No que respeita ao genocídio dos
palestinianos perpetrado por Israel podemos considerar que o conceito não possa
ser o mais correto, mas, há um ditado popular que diz que “Há muitas formas
de matar uma pulga”.
Pode ainda acrescentar-se que o
hitlerismo no século XXI está a renasce, agora disfarçado de personagens como
Trump cujos comportamentos aleatórios e contraditórios o levam a tomar posições
de tentativas de ataque a países soberanos, invasões fora do direito
internacional, promoção de ameaças e ofensas a países e povos que não aceitam
as suas condições e rejeitam as suas opções invasivas e bélicas.
Podemos não gostar, ou não concordar
com um regime tal como o cubano ou venezuelano, mas note-se a insolência e o desplanto
no caso de Cuba que, segundo
o New York Times, o presidente Trump levantou a possibilidade de os Estados
Unidos “tomarem” Cuba, ao dizer na segunda-feira, 16 de março, a repórteres
na Casa Branca: “Acredito que terei a honra de tomar Cuba.”. “Levando Cuba.

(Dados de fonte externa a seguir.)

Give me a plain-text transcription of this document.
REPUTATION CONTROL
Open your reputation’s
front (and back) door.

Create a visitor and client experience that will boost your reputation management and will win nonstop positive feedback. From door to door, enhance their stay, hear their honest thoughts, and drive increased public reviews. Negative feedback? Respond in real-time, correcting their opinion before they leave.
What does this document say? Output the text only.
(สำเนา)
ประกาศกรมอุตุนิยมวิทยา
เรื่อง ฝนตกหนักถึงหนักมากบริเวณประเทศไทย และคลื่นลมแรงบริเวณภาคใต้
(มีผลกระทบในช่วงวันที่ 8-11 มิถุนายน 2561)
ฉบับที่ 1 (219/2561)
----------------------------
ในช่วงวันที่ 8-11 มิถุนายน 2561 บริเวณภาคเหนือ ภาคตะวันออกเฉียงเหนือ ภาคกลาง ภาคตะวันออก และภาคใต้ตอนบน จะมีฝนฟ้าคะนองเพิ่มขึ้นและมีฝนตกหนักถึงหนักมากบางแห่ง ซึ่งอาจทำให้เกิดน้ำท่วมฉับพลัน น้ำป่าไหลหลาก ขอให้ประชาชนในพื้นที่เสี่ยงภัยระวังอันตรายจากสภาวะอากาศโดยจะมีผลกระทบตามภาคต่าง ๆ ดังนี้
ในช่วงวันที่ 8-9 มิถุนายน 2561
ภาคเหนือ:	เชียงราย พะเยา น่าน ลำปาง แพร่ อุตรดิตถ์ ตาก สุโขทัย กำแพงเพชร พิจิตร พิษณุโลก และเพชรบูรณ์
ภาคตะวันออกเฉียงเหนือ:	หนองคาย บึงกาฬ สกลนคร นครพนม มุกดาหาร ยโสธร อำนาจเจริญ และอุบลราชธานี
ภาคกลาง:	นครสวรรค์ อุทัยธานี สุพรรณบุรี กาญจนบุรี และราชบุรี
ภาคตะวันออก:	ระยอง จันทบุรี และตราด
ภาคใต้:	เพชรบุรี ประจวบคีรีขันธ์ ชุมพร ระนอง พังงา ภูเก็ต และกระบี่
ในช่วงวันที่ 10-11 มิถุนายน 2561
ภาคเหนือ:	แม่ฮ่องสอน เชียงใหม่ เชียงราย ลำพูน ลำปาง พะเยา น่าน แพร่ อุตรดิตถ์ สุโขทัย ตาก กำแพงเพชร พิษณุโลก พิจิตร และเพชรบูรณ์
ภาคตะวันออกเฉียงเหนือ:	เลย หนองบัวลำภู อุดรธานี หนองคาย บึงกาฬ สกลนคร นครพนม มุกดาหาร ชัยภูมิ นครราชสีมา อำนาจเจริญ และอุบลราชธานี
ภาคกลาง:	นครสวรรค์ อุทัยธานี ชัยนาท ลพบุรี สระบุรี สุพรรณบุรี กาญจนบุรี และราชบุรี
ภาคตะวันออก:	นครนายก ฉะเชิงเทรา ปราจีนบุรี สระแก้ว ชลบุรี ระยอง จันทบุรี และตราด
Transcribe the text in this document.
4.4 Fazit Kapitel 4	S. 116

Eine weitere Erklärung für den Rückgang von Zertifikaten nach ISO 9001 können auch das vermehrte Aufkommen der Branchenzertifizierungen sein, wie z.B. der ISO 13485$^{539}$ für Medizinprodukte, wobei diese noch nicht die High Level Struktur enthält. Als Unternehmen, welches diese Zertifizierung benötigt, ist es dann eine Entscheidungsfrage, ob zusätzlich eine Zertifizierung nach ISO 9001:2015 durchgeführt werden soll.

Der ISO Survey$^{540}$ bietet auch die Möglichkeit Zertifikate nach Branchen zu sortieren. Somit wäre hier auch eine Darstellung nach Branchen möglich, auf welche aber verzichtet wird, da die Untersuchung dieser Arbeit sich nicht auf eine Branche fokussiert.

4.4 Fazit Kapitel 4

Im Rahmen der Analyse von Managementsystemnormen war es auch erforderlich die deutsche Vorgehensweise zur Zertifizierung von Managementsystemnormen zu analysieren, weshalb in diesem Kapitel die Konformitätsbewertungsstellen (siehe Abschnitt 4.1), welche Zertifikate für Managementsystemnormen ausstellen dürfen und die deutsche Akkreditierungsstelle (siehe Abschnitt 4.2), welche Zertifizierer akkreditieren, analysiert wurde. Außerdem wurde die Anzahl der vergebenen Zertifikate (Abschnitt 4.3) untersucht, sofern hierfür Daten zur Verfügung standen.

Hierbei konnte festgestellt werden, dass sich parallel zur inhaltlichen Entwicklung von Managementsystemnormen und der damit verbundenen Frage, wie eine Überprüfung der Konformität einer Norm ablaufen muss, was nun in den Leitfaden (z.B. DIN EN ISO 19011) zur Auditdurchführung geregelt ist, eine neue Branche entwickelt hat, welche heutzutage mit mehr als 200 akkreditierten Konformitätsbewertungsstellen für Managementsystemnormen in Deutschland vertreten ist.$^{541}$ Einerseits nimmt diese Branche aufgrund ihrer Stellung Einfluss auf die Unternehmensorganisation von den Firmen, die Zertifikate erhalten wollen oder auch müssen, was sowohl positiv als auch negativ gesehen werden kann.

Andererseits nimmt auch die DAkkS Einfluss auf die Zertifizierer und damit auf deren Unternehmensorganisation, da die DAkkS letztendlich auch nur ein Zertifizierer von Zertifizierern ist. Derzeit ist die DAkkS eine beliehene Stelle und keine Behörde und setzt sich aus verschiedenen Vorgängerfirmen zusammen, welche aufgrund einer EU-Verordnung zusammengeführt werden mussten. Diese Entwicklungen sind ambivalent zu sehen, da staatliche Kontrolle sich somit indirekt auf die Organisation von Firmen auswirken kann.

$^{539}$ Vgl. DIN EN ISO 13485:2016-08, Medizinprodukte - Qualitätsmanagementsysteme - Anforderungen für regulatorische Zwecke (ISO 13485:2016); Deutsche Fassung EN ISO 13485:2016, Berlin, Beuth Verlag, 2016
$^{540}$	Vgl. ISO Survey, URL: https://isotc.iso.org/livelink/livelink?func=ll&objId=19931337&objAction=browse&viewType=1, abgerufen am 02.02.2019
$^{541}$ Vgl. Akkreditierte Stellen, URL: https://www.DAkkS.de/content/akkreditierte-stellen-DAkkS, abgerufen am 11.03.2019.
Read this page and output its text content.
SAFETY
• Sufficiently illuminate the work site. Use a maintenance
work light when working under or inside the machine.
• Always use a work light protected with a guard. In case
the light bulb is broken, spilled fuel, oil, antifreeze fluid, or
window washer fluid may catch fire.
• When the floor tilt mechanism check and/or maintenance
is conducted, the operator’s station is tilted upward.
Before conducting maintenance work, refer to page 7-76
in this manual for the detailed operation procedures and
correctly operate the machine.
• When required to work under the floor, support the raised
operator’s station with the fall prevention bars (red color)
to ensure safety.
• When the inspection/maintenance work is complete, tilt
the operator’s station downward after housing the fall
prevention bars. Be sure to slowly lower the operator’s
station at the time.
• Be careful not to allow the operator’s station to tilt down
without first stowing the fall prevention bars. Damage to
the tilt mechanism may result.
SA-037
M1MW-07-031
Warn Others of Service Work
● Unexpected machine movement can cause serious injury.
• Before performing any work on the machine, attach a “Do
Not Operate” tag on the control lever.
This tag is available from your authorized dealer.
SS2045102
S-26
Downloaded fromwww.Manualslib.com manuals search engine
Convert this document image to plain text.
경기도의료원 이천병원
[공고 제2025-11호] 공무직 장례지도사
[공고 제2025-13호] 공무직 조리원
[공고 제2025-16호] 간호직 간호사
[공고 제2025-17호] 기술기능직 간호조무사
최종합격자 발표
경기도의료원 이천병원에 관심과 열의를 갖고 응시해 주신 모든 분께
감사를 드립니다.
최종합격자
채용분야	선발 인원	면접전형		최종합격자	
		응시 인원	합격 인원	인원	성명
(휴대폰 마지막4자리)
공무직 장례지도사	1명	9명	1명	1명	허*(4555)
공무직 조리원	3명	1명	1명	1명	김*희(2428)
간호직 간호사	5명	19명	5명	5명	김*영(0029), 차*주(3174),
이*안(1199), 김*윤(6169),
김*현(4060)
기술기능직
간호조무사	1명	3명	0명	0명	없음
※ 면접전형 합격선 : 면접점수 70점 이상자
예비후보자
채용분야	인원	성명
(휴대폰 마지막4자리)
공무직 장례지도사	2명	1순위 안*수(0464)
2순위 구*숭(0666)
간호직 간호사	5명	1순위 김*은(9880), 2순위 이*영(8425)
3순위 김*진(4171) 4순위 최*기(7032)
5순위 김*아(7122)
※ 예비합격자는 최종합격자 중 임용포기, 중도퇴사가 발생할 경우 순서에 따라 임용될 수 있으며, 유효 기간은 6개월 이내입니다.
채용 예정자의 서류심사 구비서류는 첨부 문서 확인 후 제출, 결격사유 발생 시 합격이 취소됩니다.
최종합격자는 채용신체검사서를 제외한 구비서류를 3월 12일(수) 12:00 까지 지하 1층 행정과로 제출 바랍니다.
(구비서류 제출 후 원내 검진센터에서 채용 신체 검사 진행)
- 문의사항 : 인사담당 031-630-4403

Quero dizer, se eu libertar, agarro. Acho que posso fazer o que quiser com ele”,
disse. “Eles estão muito enfraquecidos agora.”.
Os EUA ao longo do século XX intervieram
em países para derrubar regimes que eram desfavoráveis aos seus interesses
financeiros e económico, daí incentivarem golpes de Estado para substituírem alguns
governos por outros a que chamavam democráticos, por vezes até ditaduras desde
que que lhes fossem favoráveis. Trump parece ter recuperado a propensão para
pensar resolver crises permanentes nas economias centralizadas dos regimes
comunistas que estes nunca seriam capazes de resolver, apenas tapar aqui e ali.
O caso do Irão parece estar a ser
diferente e pode vir a ser uma “camisa de onze varas” para Netanyahu e para o
seu aliado Trump porque, como escreve Faranaz Keshavje, “Ao imaginar o futuro
do Irão como uma transição linear entre regime e democracia, ignora-se a
complexidade das forças em jogo. E substitui-se análise por desejo”.